Оставаться в Усть-Аваме больше было нельзя: до приезда начальника нашей этнографической экспедиции в Волосянку оставалось всего лишь полторы недели. Но выбраться было трудновато. На самолет рассчитывать не приходилось. Во-первых, погода стояла нелетная, во-вторых, садиться было некуда: тундра раскисла, береговые косы заливала вода, а по реке проносились отдельные льдины. Попытаться пройти пешком? Еще в конце лета, пожалуй, можно, прошагать сотню-полторы километров до районного поселка. Кое-кто из Усть-Авама проделывал этот путь, но вспоминал о нем без восторга. А сейчас все говорили, что пешком и соваться нечего. Пришлось бы топать по щиколотку в воде и время от времени форсировать вплавь речки да пробираться по снежной каше на склонах. Невеселое занятие.
Оставался один путь — по воде. Но река Авам принадлежит к Пясинской водной системе, а река Хета, куда мне нужно было попасть, — Хатангской… Очевидно, надо было добраться до места, где эти реки сближаются, и перебраться с одной на другую. Вот тут кто-то и назвал Тагенарские озера.
В один из вечеров я попросил своего друга-нганасана собрать у себя в чуме всех, кто ходил через Тагенары. Пришло человек пять — и нганасаны, и долганы. Беседа не улучшила настроения. Бывалые люди о попытке перетащить лодку волоком в Тагенары и пробраться по ним говорили примерно так: «Можно-то, можно, однако ждать надо. Льда еще много». С этого «совещания» я унес лишь несколько кружек крепчайшего чая в желудке. Ехать все равно надо было. Попутчики определились сами собой: пекарь Слава, киномеханик Володя и проводник Спиридон. Славе нужно было раздобыть охотничьих припасов в районе, а Володьке — обменять фильмы. Спиридону же колхоз дал много разных поручений, так как связи с районом не было уже месяц. Нашлась и лодка. Ее не взяли рыбаки в бригады: она была «с норовом». Сколько ни пытались ее конопатить и смолить — все текла. Нам ее и отдали во временное пользование. Длиннющий, сухопарый Слава, которого нганасаны сравнивали с хореем, оглядев ее, только выругался. После краткого размышления мы расплели обрывок толстой веревки и стали затыкать самые широкие щели. Володе было поручено привести в порядок подвесной мотор. Работа кипела. Только Спиридон не принимал участия в подготовке к отъезду. Он обходил своих родственников, то есть всех долган фактории, и прощался с ними, хотя до отбытия оставалось по крайней мере дня два. Время от времени он спускался на берег, плюхался на корму лодки и, посетовав сначала на отсутствие спирта, заплетающимся языком убеждал нас, что все обойдется хорошо.

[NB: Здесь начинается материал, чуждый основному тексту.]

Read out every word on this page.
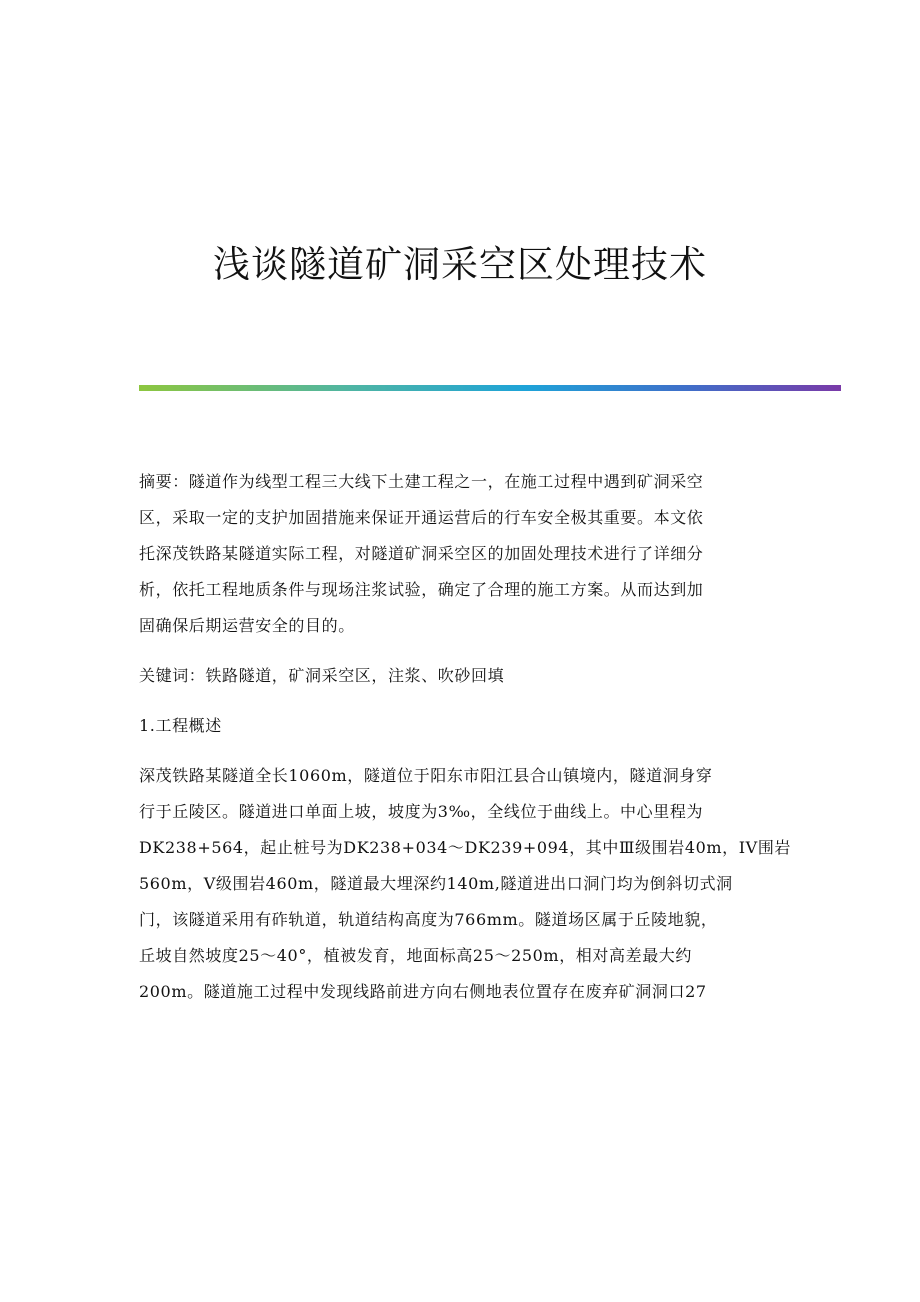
浅谈隧道矿洞采空区处理技术

摘要：隧道作为线型工程三大线下土建工程之一，在施工过程中遇到矿洞采空
区，采取一定的支护加固措施来保证开通运营后的行车安全极其重要。本文依
托深茂铁路某隧道实际工程，对隧道矿洞采空区的加固处理技术进行了详细分
析，依托工程地质条件与现场注浆试验，确定了合理的施工方案。从而达到加
固确保后期运营安全的目的。

关键词：铁路隧道，矿洞采空区，注浆、吹砂回填

1.工程概述

深茂铁路某隧道全长1060m，隧道位于阳东市阳江县合山镇境内，隧道洞身穿
行于丘陵区。隧道进口单面上坡，坡度为3‰，全线位于曲线上。中心里程为
DK238+564，起止桩号为DK238+034～DK239+094，其中Ⅲ级围岩40m，IV围岩
560m，V级围岩460m，隧道最大埋深约140m,隧道进出口洞门均为倒斜切式洞
门，该隧道采用有砟轨道，轨道结构高度为766mm。隧道场区属于丘陵地貌，
丘坡自然坡度25～40°，植被发育，地面标高25～250m，相对高差最大约
200m。隧道施工过程中发现线路前进方向右侧地表位置存在废弃矿洞洞口27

Слава в ответ только рычал. Володька поднимал на Спиридона свои большие серые глаза и молча сверлил его взглядом. Чтобы разрядить обстановку, я говорил Спиридону, что его хотел видеть тот или иной человек. Спиридон спохватывался и плелся опять в гости.
Так прошло два дня. На третий день утром лодка была готова. На средину ее мы водрузили «пупсик» — маленькую бочку с бензином. В нос уложили рюкзаки, спальные мешки и провизию на трое суток. Больше брать не имело смысла. Уток и гусей можно было добыть сколько душе угодно. Да и грузоподъемность нашего ковчега внушала опасения. Можно было бы и отбывать. Наши друзья думали, по-видимому, что мы уедем сегодня. По крайней мере, они дали об этом знать: большая часть населения поселка пришла на берег к нашей лодке. Я все же не прощался. Все решил случай.
Приплелся Слава и сказал нам такое, после чего отбывать в этот день стало невозможно. Его жена была убита… Убита не в полном смысле слова. Она была душевно травмирована. Слава не мог ее бросить в таком состоянии. Требовались по крайней мере сутки, для того чтобы ей опять захотелось жить.
Дело в том, что у Славиной жены, Любы, еще накануне пропала кошка, которую она с трудом раздобыла. Кошку выслали ей откуда-то из Сибири. Кошечка не отличалась ни красотой, ни приятным характером. У нее были узенькие глазки, серо-дымчатая шкурка и длинный-предлинный хвост. Люба целый месяц держала ее взаперти. Большинство людей в поселке не видело этой кошки. Да и вообще кошки в этих местах были в диковинку.